Le fait le plus remarquable est qu’aucune maladie professionnelle n’a jamais été décelée par les deux hôpitaux implantées dans les cités minières. Pourtant la fréquence de maladies respiratoires est telle qu’elle fait planer une suspicion permanente sur la mort de nombreux travailleurs. Les hôpitaux crées par les sociétés minières, pompeusement qualifiés d’hôpitaux de référence, sont en fait de véritables mouroirs.

4/ Quelle perspective ?
Il découle de ce qui précède la nécessité de renégocier les conventions minières au mieux des intérêts du Niger. Le pays se trouve en effet confronté à d’énormes difficultés économiques et financières qui rendent impérative la mobilisation de toutes ses ressources en lieu et place du recours aux sources de financement extérieures dont les limites et la nocivité sont chaque jour plus manifestes. L’exemple du contrôle des hydrocarbures par la Bolivie cité par le Président Evo Morales au sommet Afrique -Amérique Latine tenu à Abuja (Nigeria) doit constituer une source d’inspiration.

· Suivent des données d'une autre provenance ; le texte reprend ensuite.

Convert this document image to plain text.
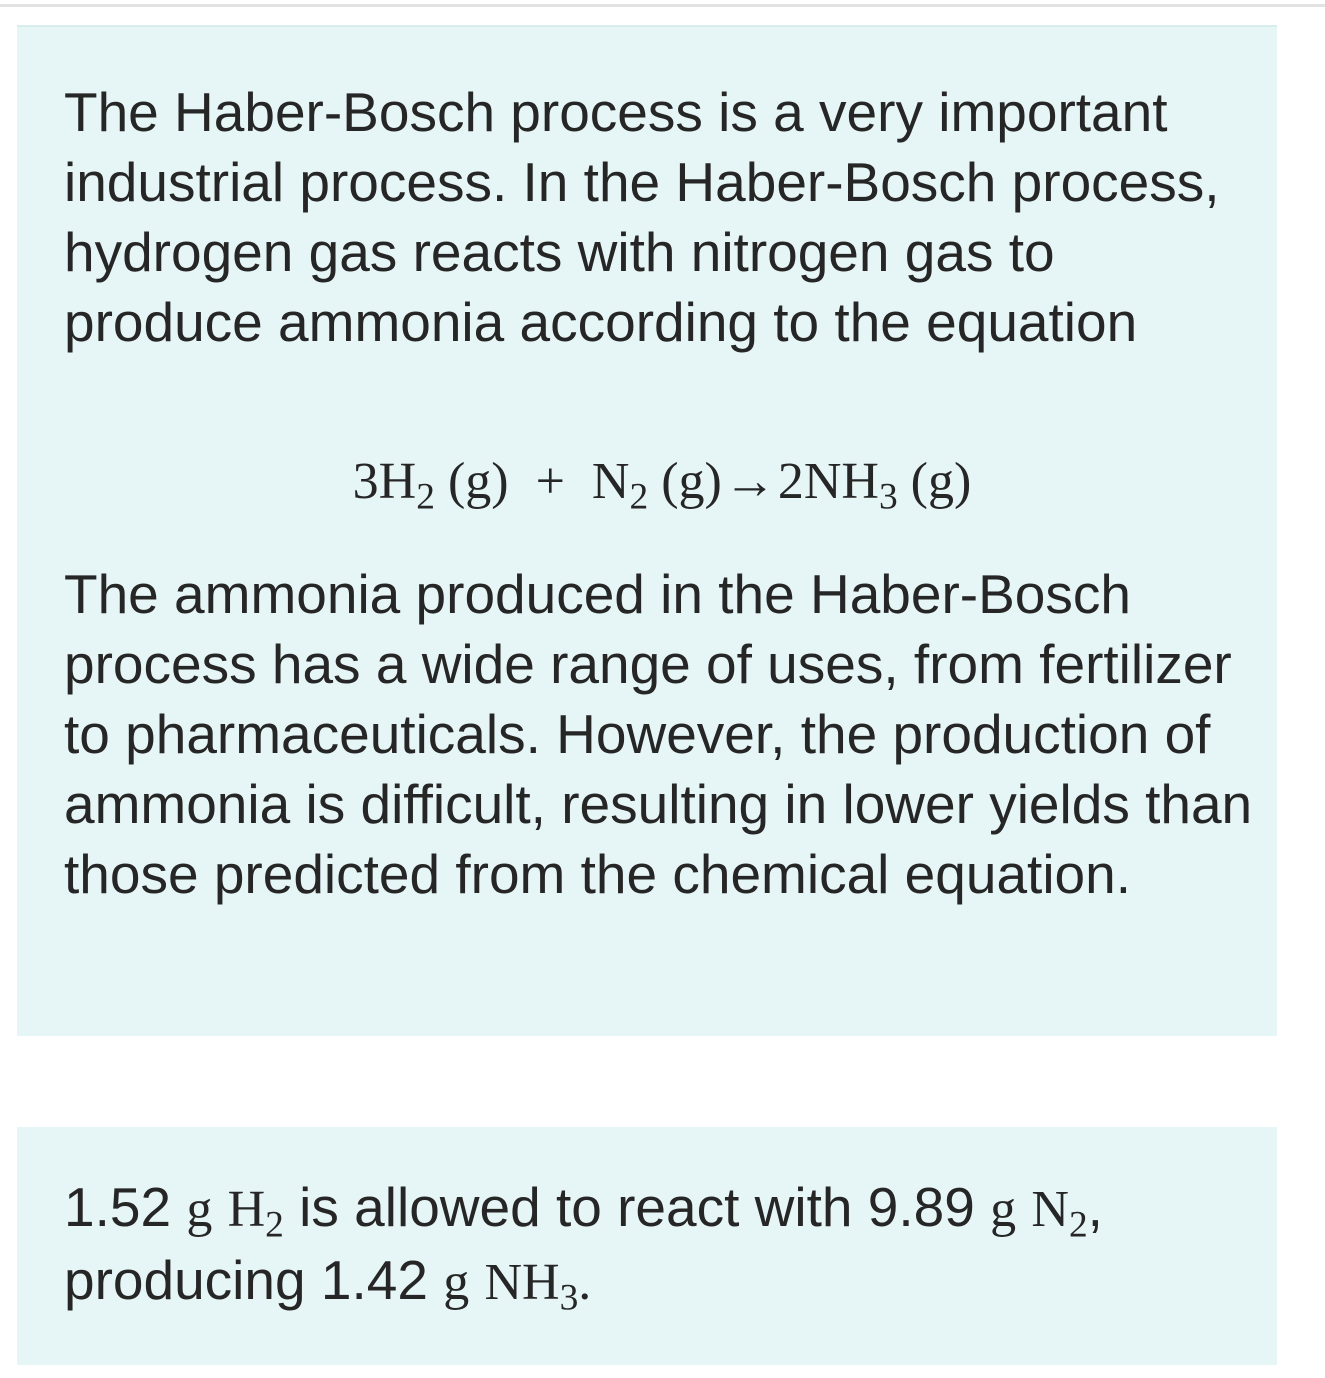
The Haber-Bosch process is a very important industrial process. In the Haber-Bosch process, hydrogen gas reacts with nitrogen gas to produce ammonia according to the equation

$3H_2$ $(g) + N_2$ $(g)\to 2NH_3$ (g)

The ammonia produced in the Haber-Bosch process has a wide range of uses, from fertilizer to pharmaceuticals. However, the production of ammonia is difficult, resulting in lower yields than those predicted from the chemical equation.

1.52 g $H_2$ is allowed to react with 9.89 g $N_2$, producing 1.42 g $NH_3$.
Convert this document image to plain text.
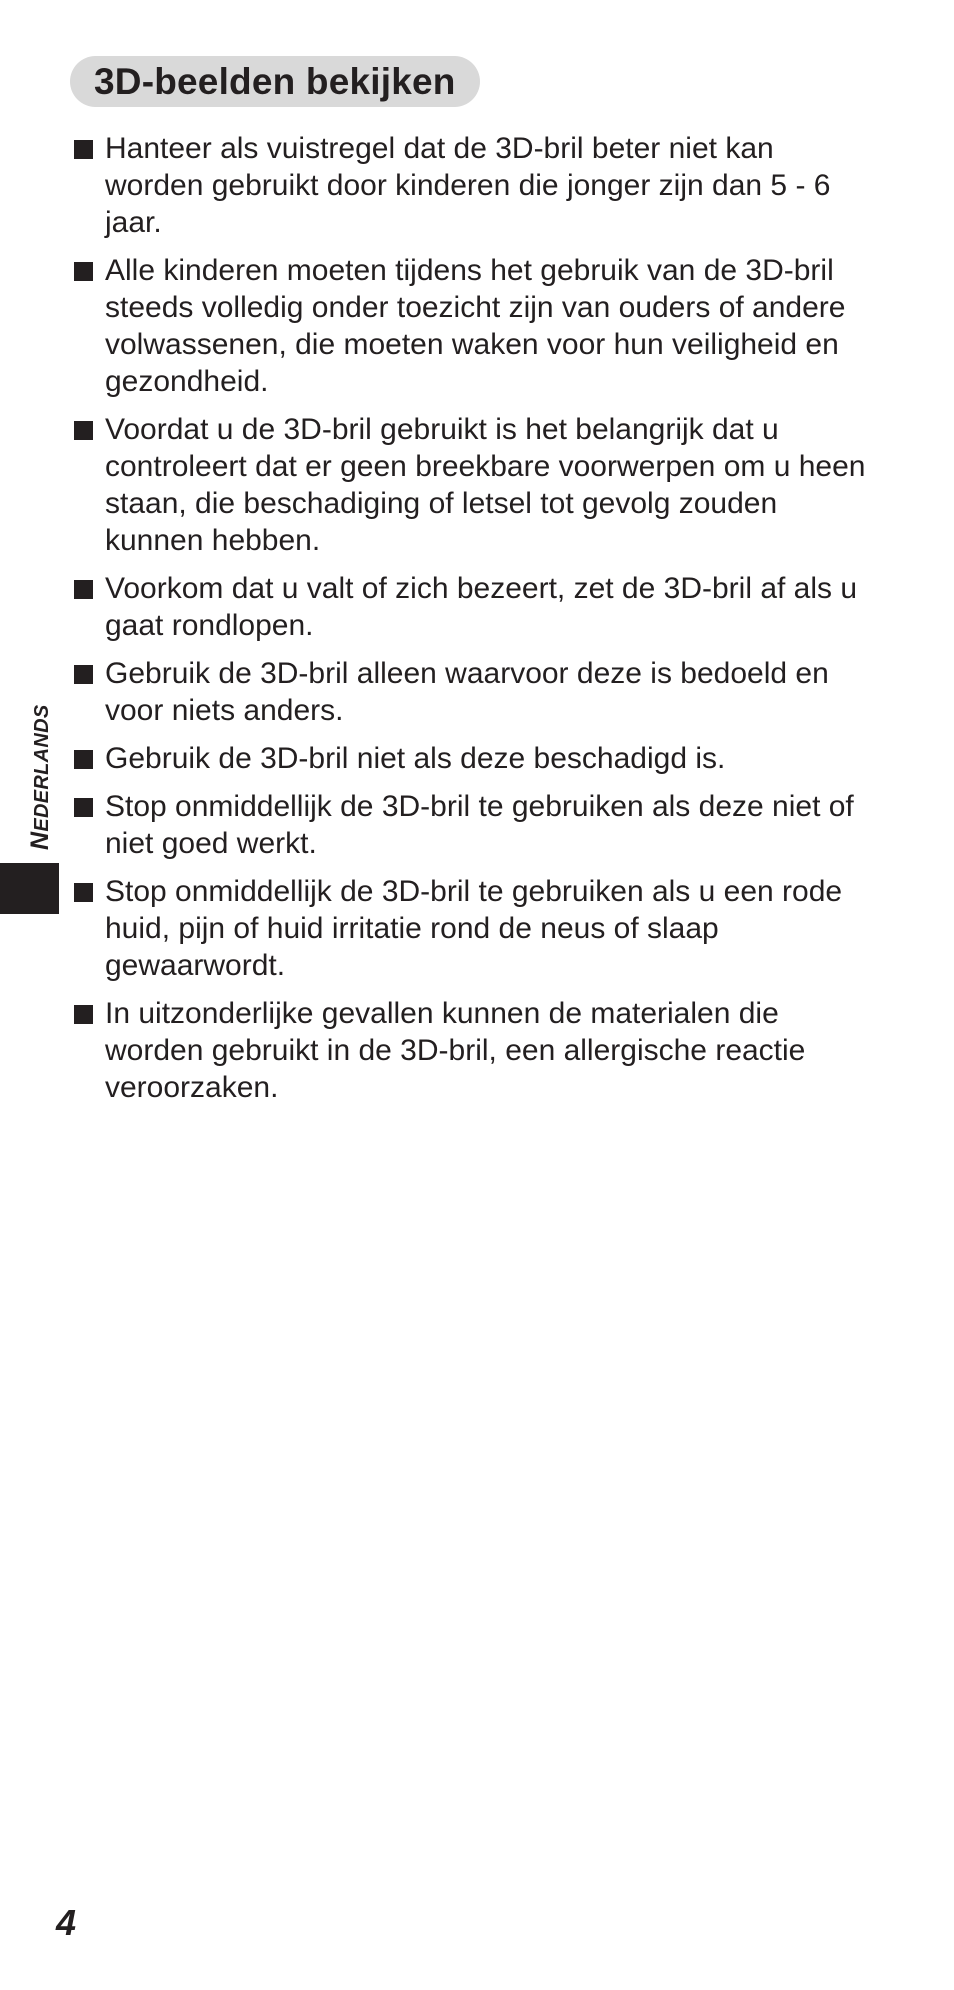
3D-beelden bekijken
Hanteer als vuistregel dat de 3D-bril beter niet kan worden gebruikt door kinderen die jonger zijn dan 5 - 6 jaar.
Alle kinderen moeten tijdens het gebruik van de 3D-bril steeds volledig onder toezicht zijn van ouders of andere volwassenen, die moeten waken voor hun veiligheid en gezondheid.
Voordat u de 3D-bril gebruikt is het belangrijk dat u controleert dat er geen breekbare voorwerpen om u heen staan, die beschadiging of letsel tot gevolg zouden kunnen hebben.
Voorkom dat u valt of zich bezeert, zet de 3D-bril af als u gaat rondlopen.
Gebruik de 3D-bril alleen waarvoor deze is bedoeld en voor niets anders.
Gebruik de 3D-bril niet als deze beschadigd is.
Stop onmiddellijk de 3D-bril te gebruiken als deze niet of niet goed werkt.
Stop onmiddellijk de 3D-bril te gebruiken als u een rode huid, pijn of huid irritatie rond de neus of slaap gewaarwordt.
In uitzonderlijke gevallen kunnen de materialen die worden gebruikt in de 3D-bril, een allergische reactie veroorzaken.
NEDERLANDS
4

Il convient donc de revenir ainsi à l’esprit du plan d’Action de Lagos (1980) en inscrivant la prise de contrôle des ressources minières dans l’optique de l’édification d’une économie nationale autonome orientée vers la satisfaction des besoins des classes populaires.

Il est en effet temps de s’interroger pourquoi continuer à livrer notre sous-sol au pillage des multinationales et des puissances étrangères, à exploiter et à exporter des produits dont nous n’avons pas besoin et que nous ne transformons pas ?

Il est urgent par conséquent de remettre en cause cette « division internationale du travail » qui a confiné depuis des siècles le continent africain dans une posture subalterne, de briser les liens de dépendance vis à vis des forces de domination en général, de l’impérialisme français en particulier.

Cela suppose le développement d’une capacité de résistance collective aux pressions multiformes exercées par les institutions du grand capital telles le FMI, l’OMC et le FMI.

En somme, il s’agit de mettre en œuvre un modèle de développement écologiquement soutenable et dont le moteur est la satisfaction des besoins des classes populaires et non les impératifs de profit.

Cela est possible car jamais auparavant le Niger n’a disposé d’autant d’atouts pour assurer sa souveraineté sur ses matières premières, l’uranium en particulier et résoudre ses problèmes de financement.